Rakyat miskin tercatat berjumlah 26,16 juta jiwa berdasarkan data BPS Pada Maret 2022 atau 9,5 persen populasi. Mereka tersebar dalam 5,51 juta keluarga, dimana 1 keluarga miskin memiliki 4,74 anggota rumah tangga.
Berdasarkan data BPS, orang miskin di Indonesia adalah individu yang berpenghasilan Rp505 ribu per bulan dengan konsumsi makanan Rp375 ribu/bulan (74 persen) dan nonmakanan Rp131 ribu/bulan (26 persen).

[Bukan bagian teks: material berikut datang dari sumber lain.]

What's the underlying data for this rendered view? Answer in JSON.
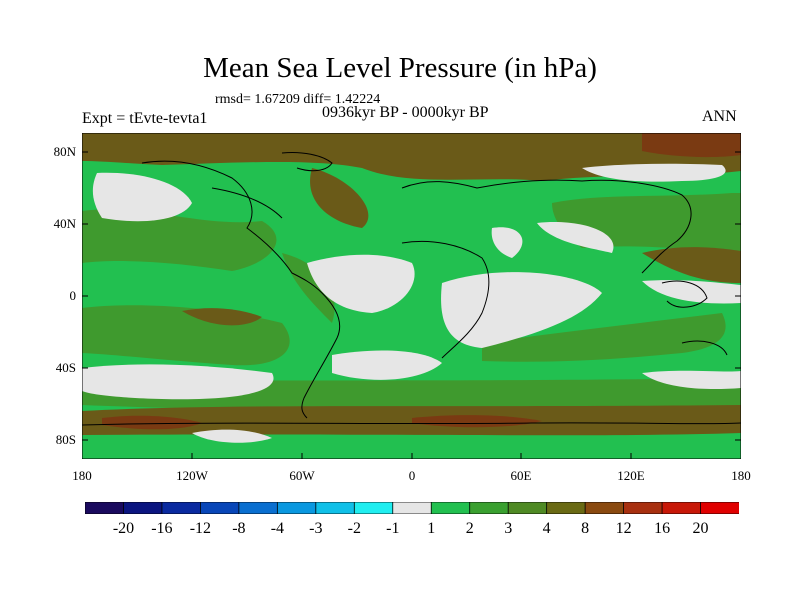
{
  "title": "Mean Sea Level Pressure (in hPa)",
  "stats": "rmsd= 1.67209  diff= 1.42224",
  "experiment": "Expt = tEvte-tevta1",
  "period": "0936kyr BP - 0000kyr BP",
  "season": "ANN",
  "lat_labels": [
    "80N",
    "40N",
    "0",
    "40S",
    "80S"
  ],
  "lon_labels": [
    "180",
    "120W",
    "60W",
    "0",
    "60E",
    "120E",
    "180"
  ],
  "colorbar": {
    "labels": [
      "-20",
      "-16",
      "-12",
      "-8",
      "-4",
      "-3",
      "-2",
      "-1",
      "1",
      "2",
      "3",
      "4",
      "8",
      "12",
      "16",
      "20"
    ],
    "colors": [
      "#1a0a5e",
      "#0b1580",
      "#0a2aa0",
      "#0846b8",
      "#0a6fd0",
      "#0a98e0",
      "#10c0e8",
      "#20eef0",
      "#e6e6e6",
      "#22c050",
      "#3aa030",
      "#4f8a24",
      "#6a6a14",
      "#8a4a10",
      "#a83010",
      "#c81808",
      "#e00000"
    ]
  },
  "colors": {
    "land_line": "#000000",
    "near_zero": "#e6e6e6",
    "pos_2": "#22c050",
    "pos_3": "#4f8a24",
    "pos_4": "#7a5a18"
  }
}
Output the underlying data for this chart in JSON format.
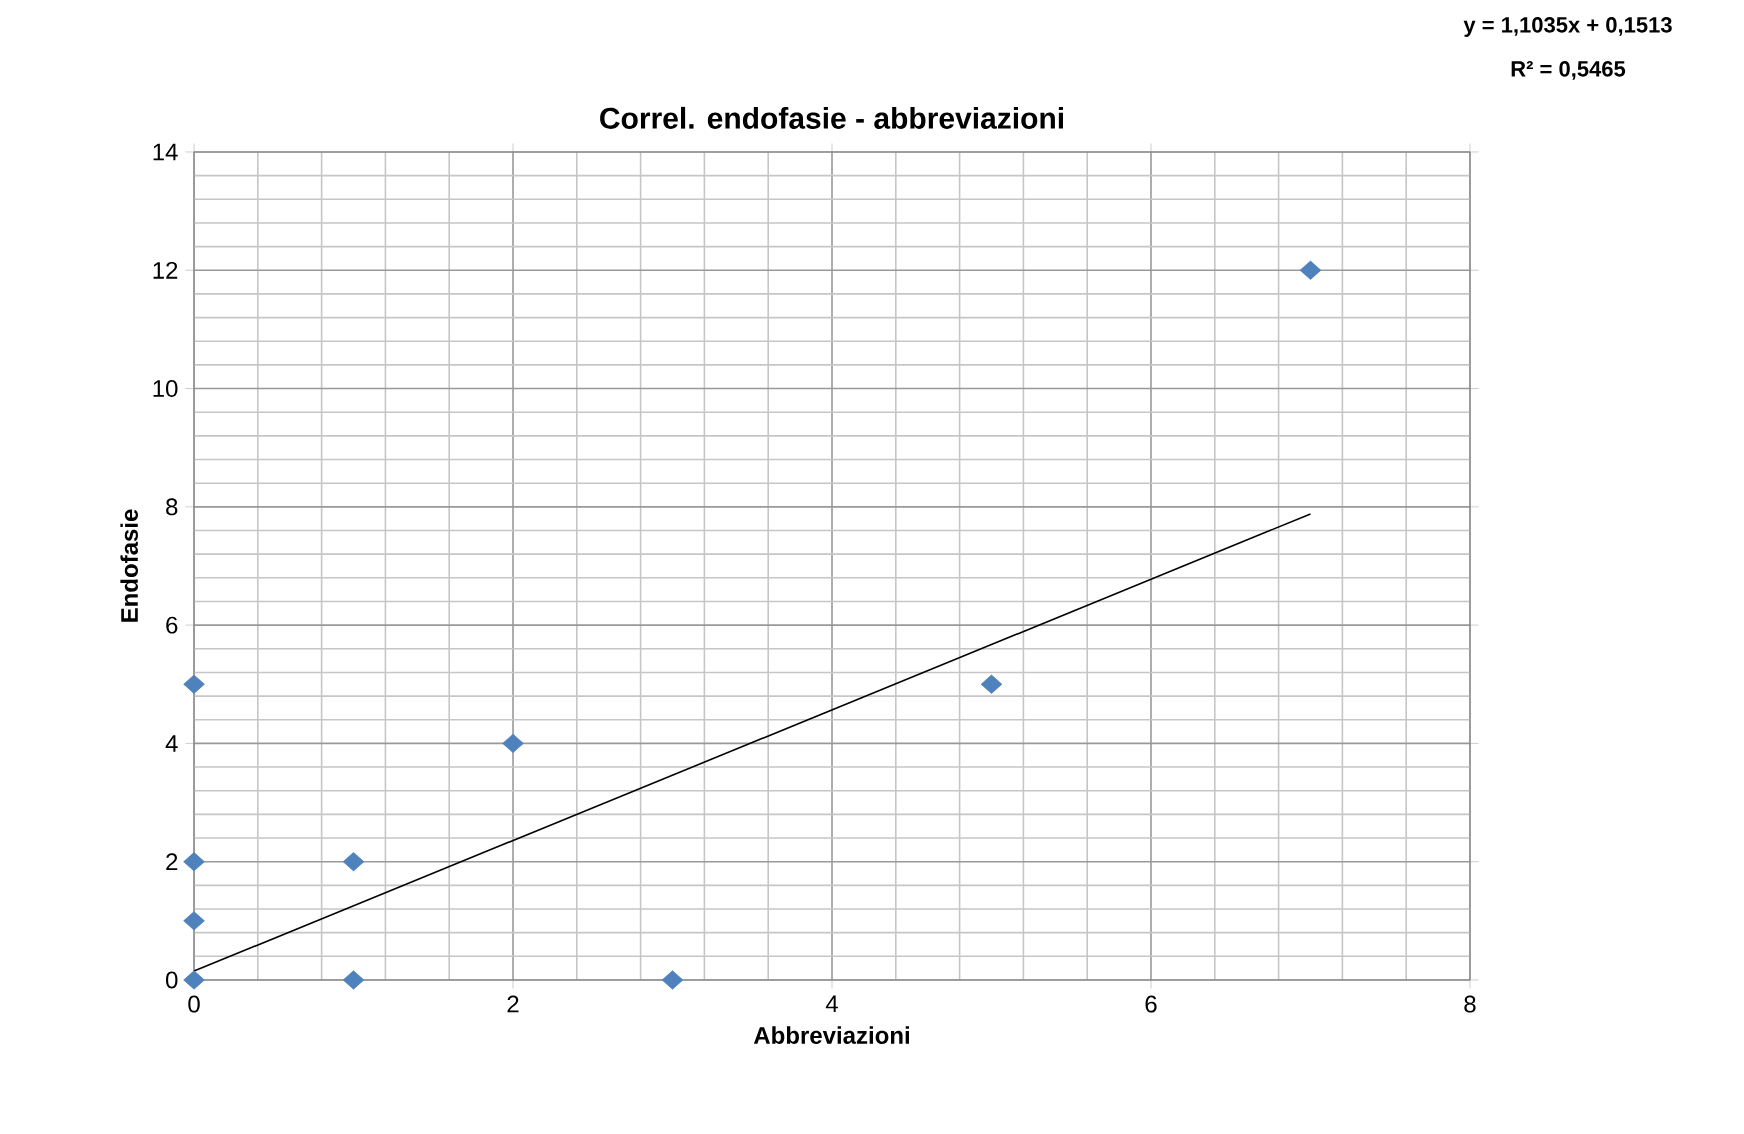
{
  "chart_data": {
    "type": "scatter",
    "title": "Correl. endofasie - abbreviazioni",
    "xlabel": "Abbreviazioni",
    "ylabel": "Endofasie",
    "annotations": [
      "y = 1,1035x + 0,1513",
      "R² = 0,5465"
    ],
    "series": [
      {
        "color": "#4f81bd",
        "marker": "diamond",
        "x": [
          0,
          0,
          0,
          0,
          1,
          1,
          2,
          3,
          5,
          7
        ],
        "values": [
          0,
          1,
          2,
          5,
          0,
          2,
          4,
          0,
          5,
          12
        ]
      },
      {
        "type": "line",
        "color": "#000000",
        "marker": "none",
        "x": [
          0,
          7
        ],
        "values": [
          0.15,
          7.88
        ]
      }
    ],
    "xlim": [
      0,
      8
    ],
    "ylim": [
      0,
      14
    ],
    "xticks": [
      0,
      2,
      4,
      6,
      8
    ],
    "yticks": [
      0,
      2,
      4,
      6,
      8,
      10,
      12,
      14
    ],
    "grid": true
  }
}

“Jelas, program migrasi ke TV digital tidak akan diikuti oleh 26,16 juta jiwa penduduk Indonesia tersebut karena mereka tidak mampu menikmati siaran TV lagi. Mereka tidak mampu membeli setup box yang senilai Rp250 ribu satu alat untuk menikmati siaran TV digital,” ujar Achmad, Sabtu (5/11/2022).
Menurutnua, TV analog kepunyaan rakyat miskin tidak akan berguna dan akhirnya mereka akan semakin miskin karena jauh dari informasi dan berita.
Kemampuan belanja nonmakanan rakyat miskin itu hanya Rp131 ribu, oleh karena itu dalam program peralihan siaran TV analog ke TV digital, mereka adalah kelompok yang paling dirugikan.
“Pastinya ada perasaan tersisih dalam hati mereka, salah apa mereka memiliki kepemimpinan yang tidak peduli dengan nasib mereka itu,” kata dia. (her/din)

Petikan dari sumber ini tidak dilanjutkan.